Earlier this week, Bob received a notice that there was a spam problem in his Orkut community. The message was in English and it looked legitimate and so he clicked on it. He didn’t realize that he’d fallen into a phisher’s net until it was too late. His account was hijacked for god-knows-what-purposes until his account was blocked and deleted. He contacted Google’s customer service and their response basically boiled down to “that sucks, we can’t restore anything, sign up for a new account.” Boom! No more email, no more calendar, no more Orkut, no more gChat history, no more Blogger, no more anything connected to his Google account.
Maybe no-one should rely on just one company to do everything for them. I really only rely on Google for my email, but even if just that disappeared, I’d be seriously pissed off. Again, this is one of the anti-web2.0 arguments: relying on these third party services is all well and good, but what happens when something goes wrong? How can we trust these people with our data, our information, our identities?
This week saw some outage on Amazon’s S3 and EC3 services.

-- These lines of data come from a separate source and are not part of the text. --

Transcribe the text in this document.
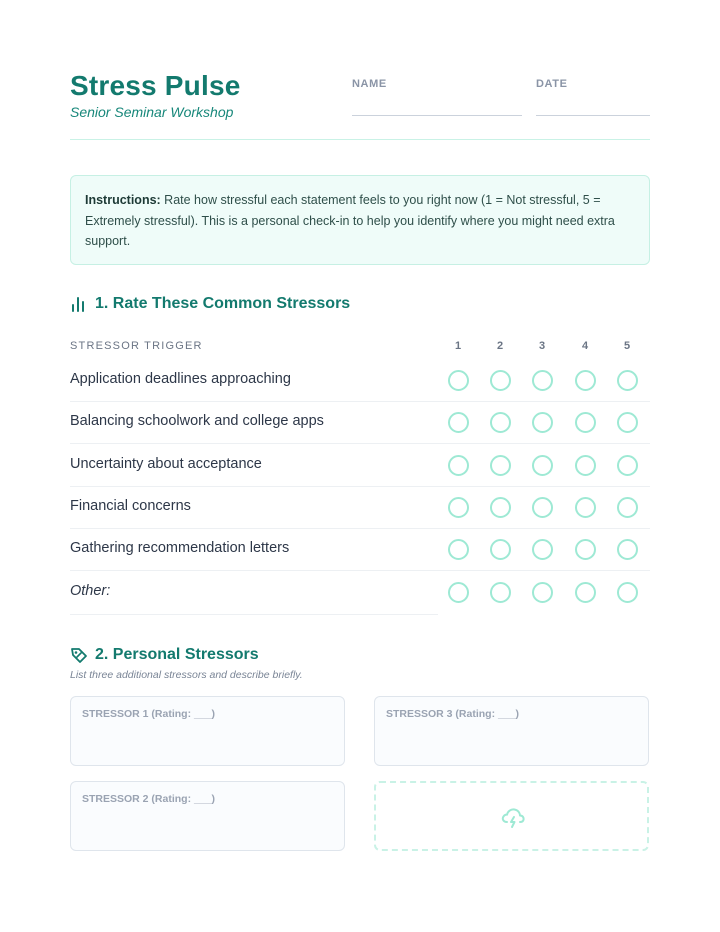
Stress Pulse
Senior Seminar Workshop
NAME	DATE
Instructions: Rate how stressful each statement feels to you right now (1 = Not stressful, 5 = Extremely stressful). This is a personal check-in to help you identify where you might need extra support.
1. Rate These Common Stressors
STRESSOR TRIGGER	1	2	3	4	5
Application deadlines approaching
Balancing schoolwork and college apps
Uncertainty about acceptance
Financial concerns
Gathering recommendation letters
Other:
2. Personal Stressors
List three additional stressors and describe briefly.
STRESSOR 1 (Rating: ___)	STRESSOR 3 (Rating: ___)
STRESSOR 2 (Rating: ___)
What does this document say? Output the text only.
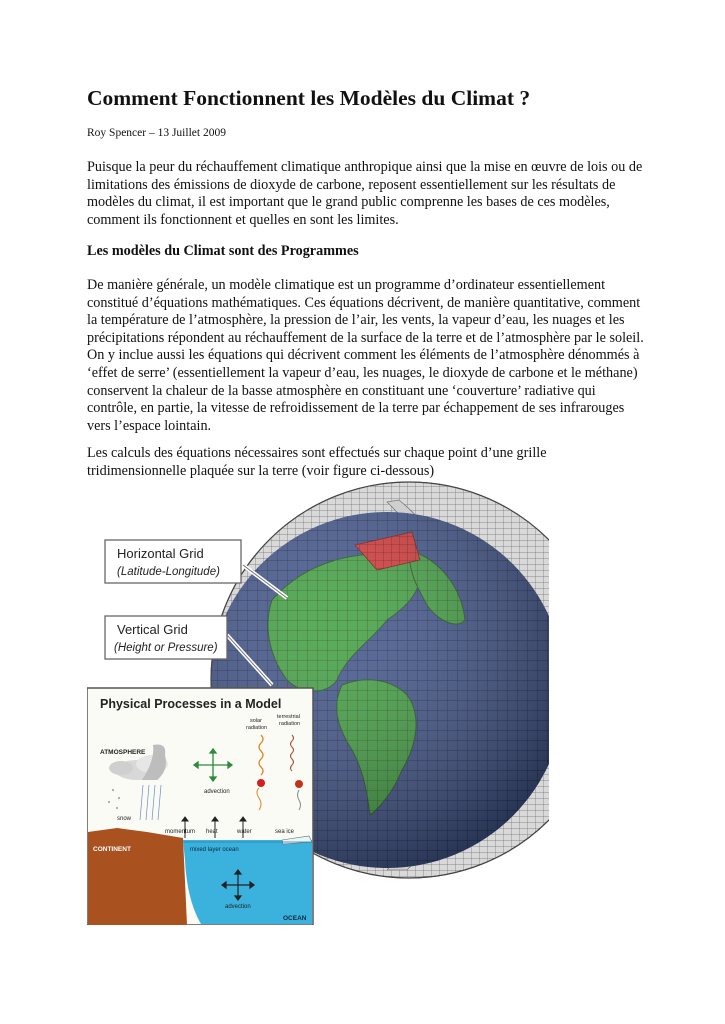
Comment Fonctionnent les Modèles du Climat ?

Roy Spencer – 13 Juillet 2009

Puisque la peur du réchauffement climatique anthropique ainsi que la mise en œuvre de lois ou de limitations des émissions de dioxyde de carbone, reposent essentiellement sur les résultats de modèles du climat, il est important que le grand public comprenne les bases de ces modèles, comment ils fonctionnent et quelles en sont les limites.

Les modèles du Climat sont des Programmes

De manière générale, un modèle climatique est un programme d’ordinateur essentiellement constitué d’équations mathématiques. Ces équations décrivent, de manière quantitative, comment la température de l’atmosphère, la pression de l’air, les vents, la vapeur d’eau, les nuages et les précipitations répondent au réchauffement de la surface de la terre et de l’atmosphère par le soleil. On y inclue aussi les équations qui décrivent comment les éléments de l’atmosphère dénommés à ‘effet de serre’ (essentiellement la vapeur d’eau, les nuages, le dioxyde de carbone et le méthane) conservent la chaleur de la basse atmosphère en constituant une ‘couverture’ radiative qui contrôle, en partie, la vitesse de refroidissement de la terre par échappement de ses infrarouges vers l’espace lointain.

Les calculs des équations nécessaires sont effectués sur chaque point d’une grille tridimensionnelle plaquée sur la terre (voir figure ci-dessous)

Horizontal Grid
(Latitude-Longitude)
Vertical Grid
(Height or Pressure)
Physical Processes in a Model
ATMOSPHERE
snow
advection
solar
radiation
terrestrial
radiation
momentum heat	water	sea ice
CONTINENT	mixed layer ocean
advection
OCEAN
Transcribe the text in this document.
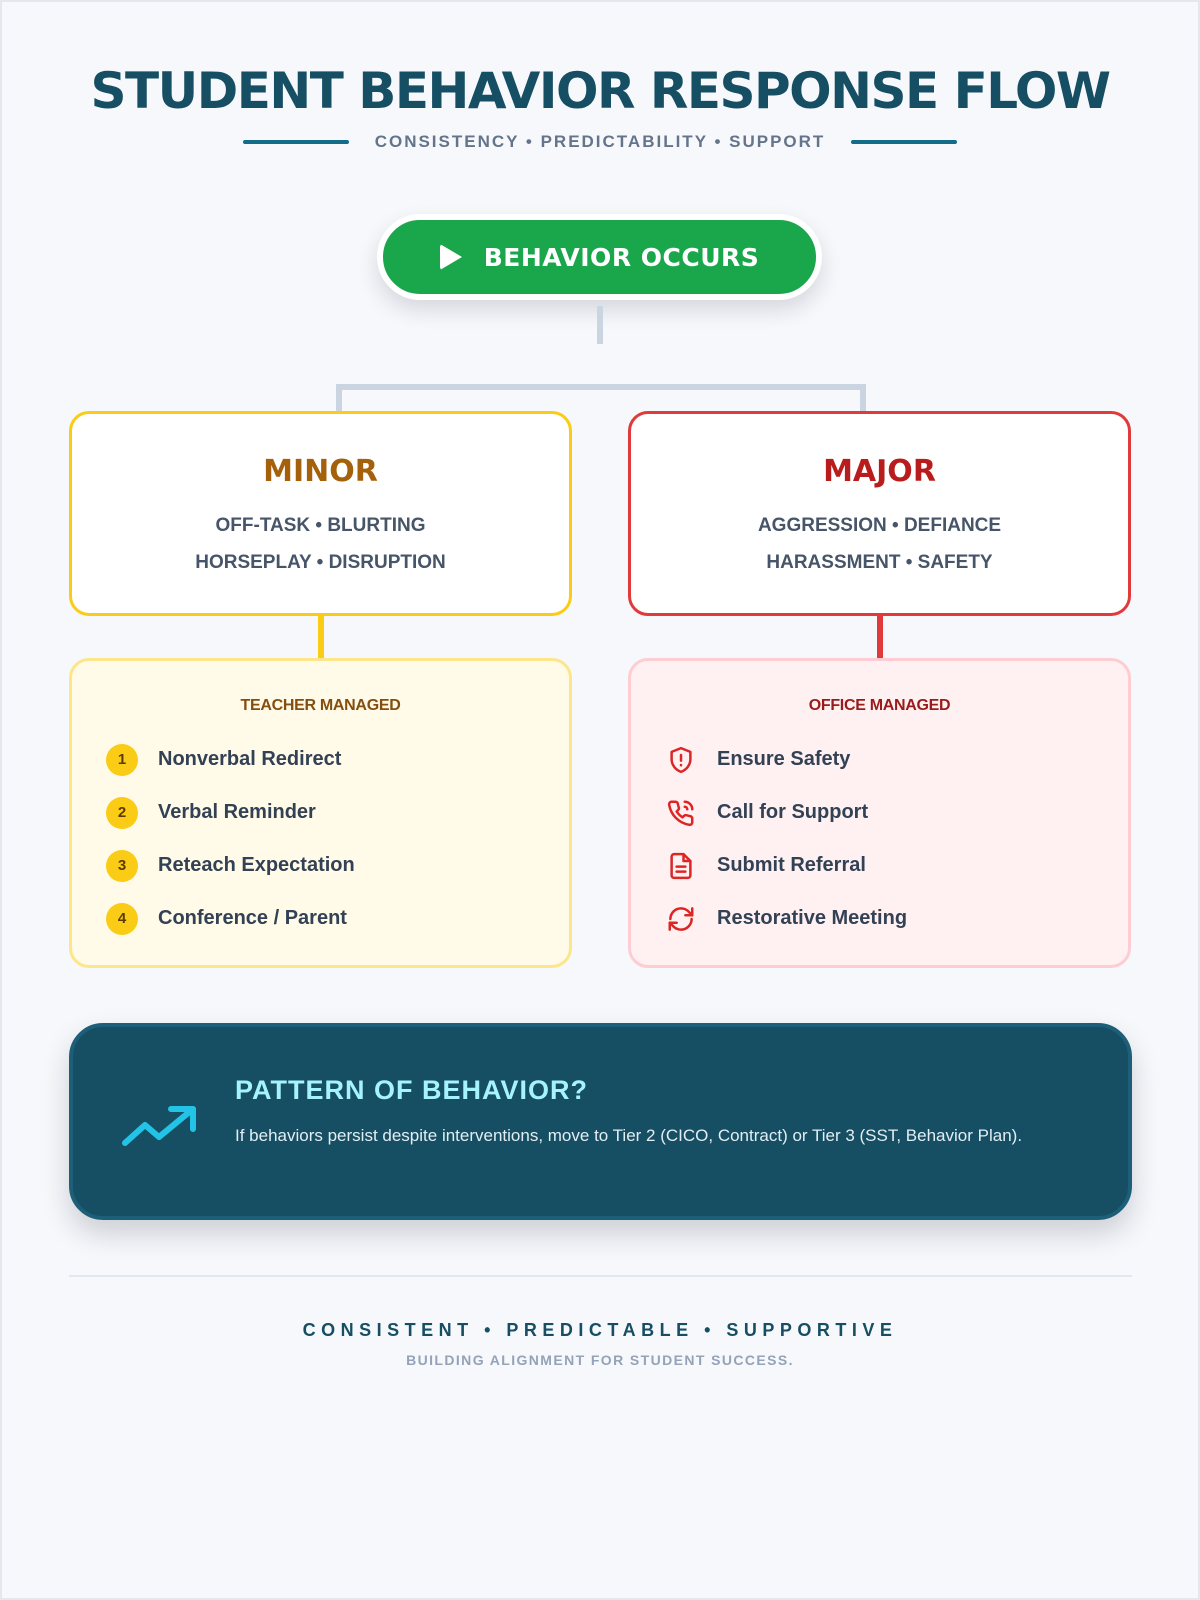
STUDENT BEHAVIOR RESPONSE FLOW
CONSISTENCY • PREDICTABILITY • SUPPORT
BEHAVIOR OCCURS
MINOR
OFF-TASK • BLURTING
HORSEPLAY • DISRUPTION
MAJOR
AGGRESSION • DEFIANCE
HARASSMENT • SAFETY
TEACHER MANAGED
1	Nonverbal Redirect
2	Verbal Reminder
3	Reteach Expectation
4	Conference / Parent
OFFICE MANAGED
Ensure Safety
Call for Support
Submit Referral
Restorative Meeting
PATTERN OF BEHAVIOR?
If behaviors persist despite interventions, move to Tier 2 (CICO, Contract) or Tier 3 (SST, Behavior Plan).
CONSISTENT • PREDICTABLE • SUPPORTIVE
BUILDING ALIGNMENT FOR STUDENT SUCCESS.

Many people might think of Amazon as just a supplier of books and CDs, and a whole lot of other stuff. But they also offer services for people who run websites, hosting and that sort of thing. It’s used by an awful lot of Web 2.0 startups, because it means they don’t have to even buy a server to start a company – let Amazon handle the headaches for a monthly fee.

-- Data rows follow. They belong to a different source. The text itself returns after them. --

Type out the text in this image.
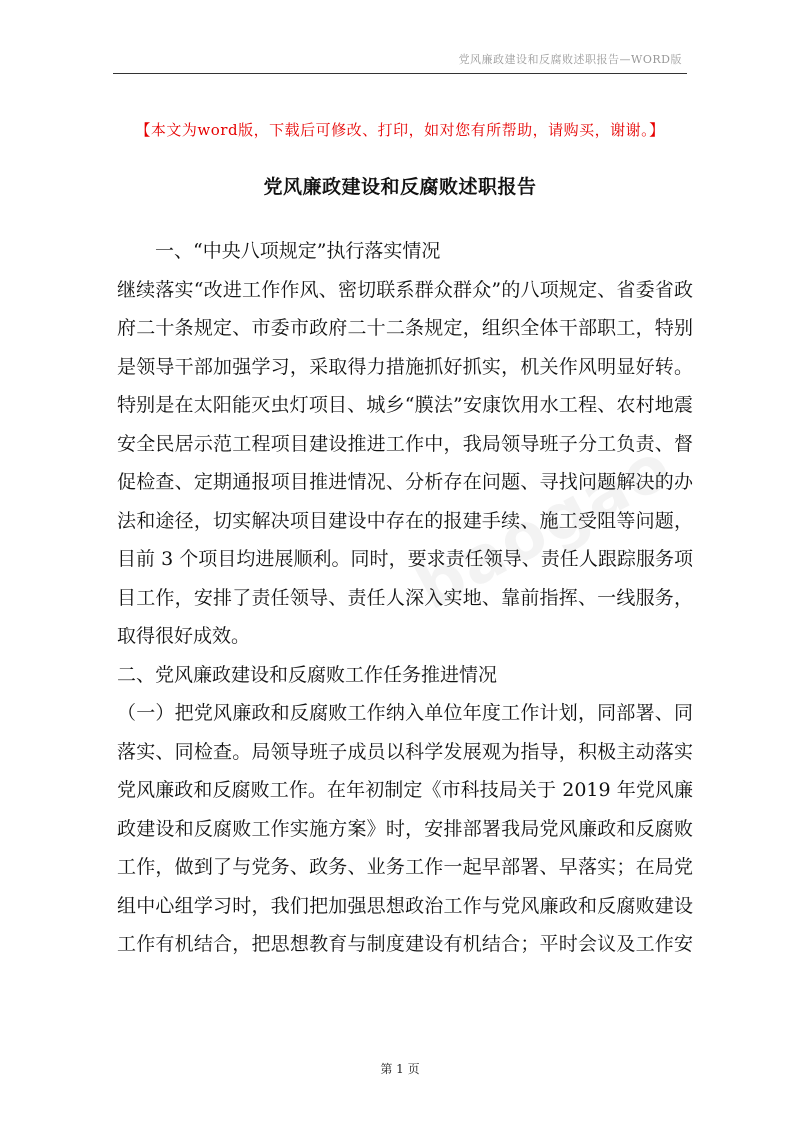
党风廉政建设和反腐败述职报告—WORD版
【本文为word版，下载后可修改、打印，如对您有所帮助，请购买，谢谢。】
党风廉政建设和反腐败述职报告
一、“中央八项规定”执行落实情况
继续落实“改进工作作风、密切联系群众群众”的八项规定、省委省政
府二十条规定、市委市政府二十二条规定，组织全体干部职工，特别
是领导干部加强学习，采取得力措施抓好抓实，机关作风明显好转。
特别是在太阳能灭虫灯项目、城乡“膜法”安康饮用水工程、农村地震
安全民居示范工程项目建设推进工作中，我局领导班子分工负责、督
促检查、定期通报项目推进情况、分析存在问题、寻找问题解决的办
法和途径，切实解决项目建设中存在的报建手续、施工受阻等问题，
目前 3 个项目均进展顺利。同时，要求责任领导、责任人跟踪服务项
目工作，安排了责任领导、责任人深入实地、靠前指挥、一线服务，
取得很好成效。
二、党风廉政建设和反腐败工作任务推进情况
（一）把党风廉政和反腐败工作纳入单位年度工作计划，同部署、同
落实、同检查。局领导班子成员以科学发展观为指导，积极主动落实
党风廉政和反腐败工作。在年初制定《市科技局关于 2019 年党风廉
政建设和反腐败工作实施方案》时，安排部署我局党风廉政和反腐败
工作，做到了与党务、政务、业务工作一起早部署、早落实；在局党
组中心组学习时，我们把加强思想政治工作与党风廉政和反腐败建设
工作有机结合，把思想教育与制度建设有机结合；平时会议及工作安
第 1 页
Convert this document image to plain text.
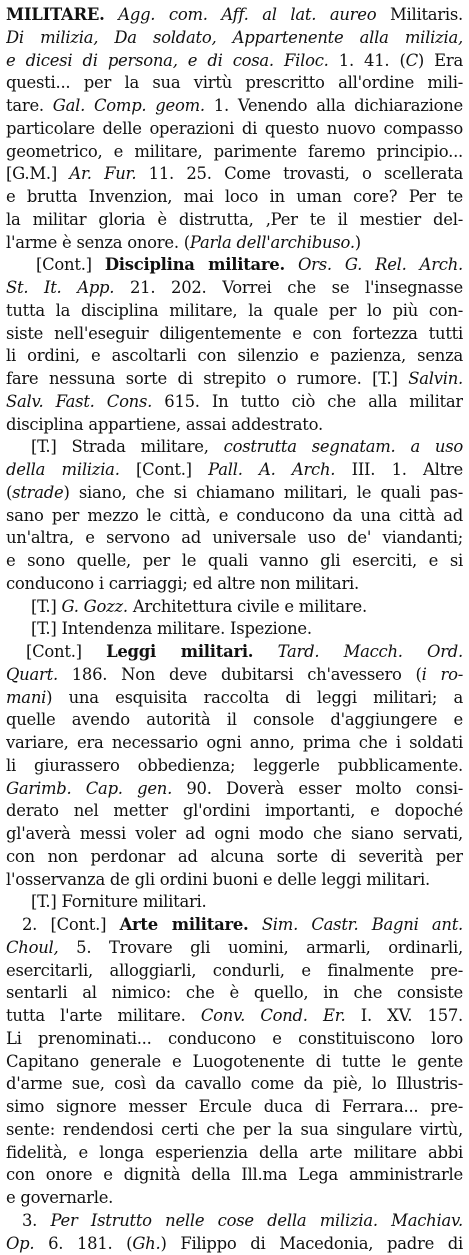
MILITARE. Agg. com. Aff. al lat. aureo Militaris.
Di milizia, Da soldato, Appartenente alla milizia,
e dicesi di persona, e di cosa. Filoc. 1. 41. (C) Era
questi... per la sua virtù prescritto all'ordine mili-
tare. Gal. Comp. geom. 1. Venendo alla dichiarazione
particolare delle operazioni di questo nuovo compasso
geometrico, e militare, parimente faremo principio...
[G.M.] Ar. Fur. 11. 25. Come trovasti, o scellerata
e brutta Invenzion, mai loco in uman core? Per te
la militar gloria è distrutta, ,Per te il mestier del-
l'arme è senza onore. (Parla dell'archibuso.)
[Cont.] Disciplina militare. Ors. G. Rel. Arch.
St. It. App. 21. 202. Vorrei che se l'insegnasse
tutta la disciplina militare, la quale per lo più con-
siste nell'eseguir diligentemente e con fortezza tutti
li ordini, e ascoltarli con silenzio e pazienza, senza
fare nessuna sorte di strepito o rumore. [T.] Salvin.
Salv. Fast. Cons. 615. In tutto ciò che alla militar
disciplina appartiene, assai addestrato.
[T.] Strada militare, costrutta segnatam. a uso
della milizia. [Cont.] Pall. A. Arch. III. 1. Altre
(strade) siano, che si chiamano militari, le quali pas-
sano per mezzo le città, e conducono da una città ad
un'altra, e servono ad universale uso de' viandanti;
e sono quelle, per le quali vanno gli eserciti, e si
conducono i carriaggi; ed altre non militari.
[T.] G. Gozz. Architettura civile e militare.
[T.] Intendenza militare. Ispezione.
[Cont.] Leggi militari. Tard. Macch. Ord.
Quart. 186. Non deve dubitarsi ch'avessero (i ro-
mani) una esquisita raccolta di leggi militari; a
quelle avendo autorità il console d'aggiungere e
variare, era necessario ogni anno, prima che i soldati
li giurassero obbedienza; leggerle pubblicamente.
Garimb. Cap. gen. 90. Doverà esser molto consi-
derato nel metter gl'ordini importanti, e dopoché
gl'averà messi voler ad ogni modo che siano servati,
con non perdonar ad alcuna sorte di severità per
l'osservanza de gli ordini buoni e delle leggi militari.
[T.] Forniture militari.
2. [Cont.] Arte militare. Sim. Castr. Bagni ant.
Choul, 5. Trovare gli uomini, armarli, ordinarli,
esercitarli, alloggiarli, condurli, e finalmente pre-
sentarli al nimico: che è quello, in che consiste
tutta l'arte militare. Conv. Cond. Er. I. XV. 157.
Li prenominati... conducono e constituiscono loro
Capitano generale e Luogotenente di tutte le gente
d'arme sue, così da cavallo come da piè, lo Illustris-
simo signore messer Ercule duca di Ferrara... pre-
sente: rendendosi certi che per la sua singulare virtù,
fidelità, e longa esperienzia della arte militare abbi
con onore e dignità della Ill.ma Lega amministrarle
e governarle.
3. Per Istrutto nelle cose della milizia. Machiav.
Op. 6. 181. (Gh.) Filippo di Macedonia, padre di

But when this giant back-end, if you’ll excuse the unpleasant image, goes down, what’s left? For those of us that are trying to sell the web 2.0 and social media dream, what’s left is potentially a face covered in egg. We need to have confidence that the ideas and approaches we want people to take up are going to work 99.999999r% of the time. Especially when we are talking government, and public services, where stuff really has to work (though to be fair it often doesn’t).
What a horror story!
But you do raise a very serious issue, reliability of hosted services. Its a question I always try to ignore even when asked it directly. But when something like this happens, it brings home how precarious all of this can be.